1. Mantenere in ordine il Paese

2. Lottare contro la crescita dei prezzi (inflazione)

3. Mantenere un'economia stabile

4. Lottare contro la delinquenza

5. Mantenere un alto tasso di crescita economica

6. Mantenere una forza armata potente

Al gruppo 2 i post-materialisti, cioè persone che vorrebbero:

1. Dare al popolo la massima possibilità di partecipare alle decisioni che concernono il lavoro e la comunità

2. Dare al popolo le massime opportunità per partecipare alle decisioni politiche importanti

3. Proteggere la libertà di espressione

4. Cercare di rendere le città e i campi attraenti

5. Rendere la società più umana e meno impersonale

6. Progredire verso una società in cui le idee siano più importanti del denaro

Noi di filosofia rurale ci riconosciamo nello studio del sociologo Inglehart e vorremmo focalizzare il nostro dibattito sul Gruppo 2, i post materialisti. Ecco come…  


La filosofia rurale

Dopo le dovute premesse, l’analisi del contesto in cui si inserisce la filosofia rurale ed aver individuato le due categorie che suddividono la società in “materialista” e “post-materialista”, cerchiamo di spiegare i concetti, le idee ed i pensieri che stanno alla base dei nostri ragionamenti.

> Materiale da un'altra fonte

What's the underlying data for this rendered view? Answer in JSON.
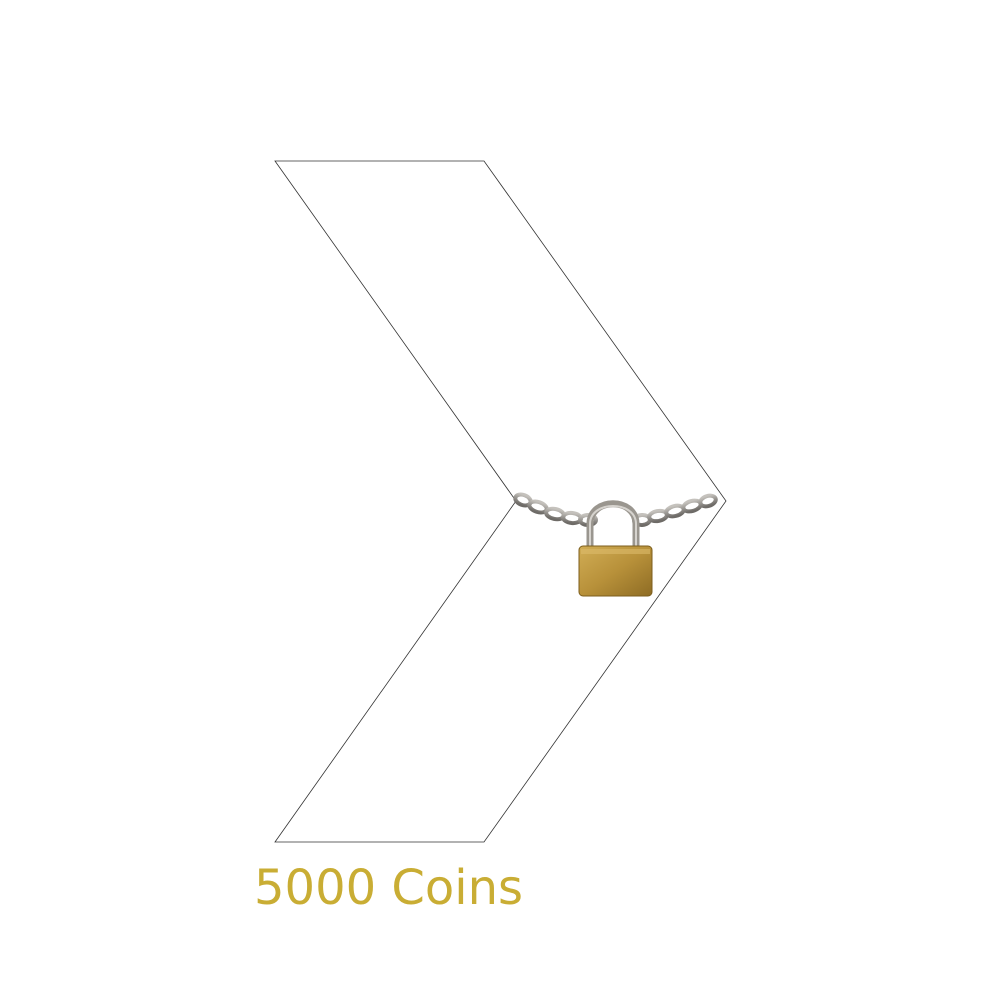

Ci orientiamo nel post-materialismo in quanto la società descritta da Inglehart, appartenente al Gruppo 1 del materialismo, la dobbiamo ritenere conosciuta e sorpassata, almeno in senso rappresentativo. Se qualcosa di nuovo arriverà per l’uomo non potrà quindi che andare nella direzione del post-materialismo ove sembrerebbe che alcuni valori di riferimento, essenziali e fondamentali in questo momento e per questo tipo di società, andranno ad occupare un posto meno importante nella scaletta delle priorità dell’uomo moderno.Oggi, tutto gira attorno all’economia, all’utile, al profitto. E’ una corsa continua contro il tempo in cui l’uomo arriva a non rendersi nemmeno conto di essere una pedina di un sistema che lui stesso costruisce e rappresenta. E’ lui, l’uomo, anche se solo pedina, quel “mostro sociale” che il filosofo H. D. Thoreau additava quale responsabile del disgregamento dei valori della nostra società.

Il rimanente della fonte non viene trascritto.